# MAC Tinted Lipglass : Viva Glam V



## esoterica (Sep 6, 2008)

*Do you guys think that this would be a good everyday gloss for C8/NC50/NC55 complexion? 

Allegedly it's a neutral pink w/ pearl.
*


----------



## Lovey99 (Sep 6, 2008)

It is a great color.  I am NW47 and I wear it quite often....  

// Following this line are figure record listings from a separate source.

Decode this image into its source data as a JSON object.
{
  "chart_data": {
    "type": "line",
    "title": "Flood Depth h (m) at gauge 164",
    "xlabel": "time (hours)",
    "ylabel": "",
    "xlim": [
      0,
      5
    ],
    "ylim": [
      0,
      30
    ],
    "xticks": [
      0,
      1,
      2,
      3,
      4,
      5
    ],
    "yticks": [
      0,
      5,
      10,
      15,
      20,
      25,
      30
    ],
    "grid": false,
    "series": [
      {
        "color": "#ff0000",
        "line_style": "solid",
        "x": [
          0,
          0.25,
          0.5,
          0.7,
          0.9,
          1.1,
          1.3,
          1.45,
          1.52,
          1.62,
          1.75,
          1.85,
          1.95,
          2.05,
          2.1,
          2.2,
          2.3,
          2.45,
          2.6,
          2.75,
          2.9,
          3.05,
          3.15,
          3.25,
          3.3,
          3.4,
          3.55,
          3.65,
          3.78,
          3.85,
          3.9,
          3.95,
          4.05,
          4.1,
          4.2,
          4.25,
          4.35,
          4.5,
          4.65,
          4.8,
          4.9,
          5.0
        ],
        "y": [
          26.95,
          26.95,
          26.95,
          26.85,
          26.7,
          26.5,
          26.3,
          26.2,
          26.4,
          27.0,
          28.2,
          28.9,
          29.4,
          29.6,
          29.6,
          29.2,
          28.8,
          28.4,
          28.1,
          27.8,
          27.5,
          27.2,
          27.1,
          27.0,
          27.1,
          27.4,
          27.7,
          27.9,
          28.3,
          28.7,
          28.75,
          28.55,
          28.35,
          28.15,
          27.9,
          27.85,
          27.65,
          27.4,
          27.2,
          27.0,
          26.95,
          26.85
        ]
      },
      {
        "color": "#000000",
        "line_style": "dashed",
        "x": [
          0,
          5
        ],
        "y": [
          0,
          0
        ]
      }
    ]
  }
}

You can wear it daily and use different color lip pencils for different looks...velvetella, currant, nightmoth, vino, chestnut


----------



## esoterica (Sep 6, 2008)

*Excellent, thanks Lovey99. 
	

	
	
		
		

		
			




*


----------



## renee604 (Sep 7, 2008)

Viva glam V is a nice neutral pink on WoC. Im NW 45 and this is one of my favorites.


----------



## Film_Noir (Sep 8, 2008)

Yes, I wear NC50 and I love it.  I do use Chestnut lipliner with it though.


----------



## makeba (Sep 8, 2008)

i wear it often with plum lipliner


----------



## Laurie (Sep 8, 2008)

I'm NC 43 or so and I use it and I love eeeeetttt!! Ahhhhhh!! Reminds me of Mellow Mood [LE].. I use it with spice though..


----------



## bellezzadolce (Sep 9, 2008)

I'm NC 45 and I wear it with Plum, Cork, or Hodgepodge for a neautral look.


----------



## vita cooper (Sep 10, 2008)

so true. ive used this before & love the look. im also nw47


----------



## beauty_marked (Sep 10, 2008)

Definately an everyday color. I always throw it in my bag. Its such a great go to gloss.


----------



## LAMB4LIFE (Sep 11, 2008)

it's a must have for everyone, its soooo perfect!


----------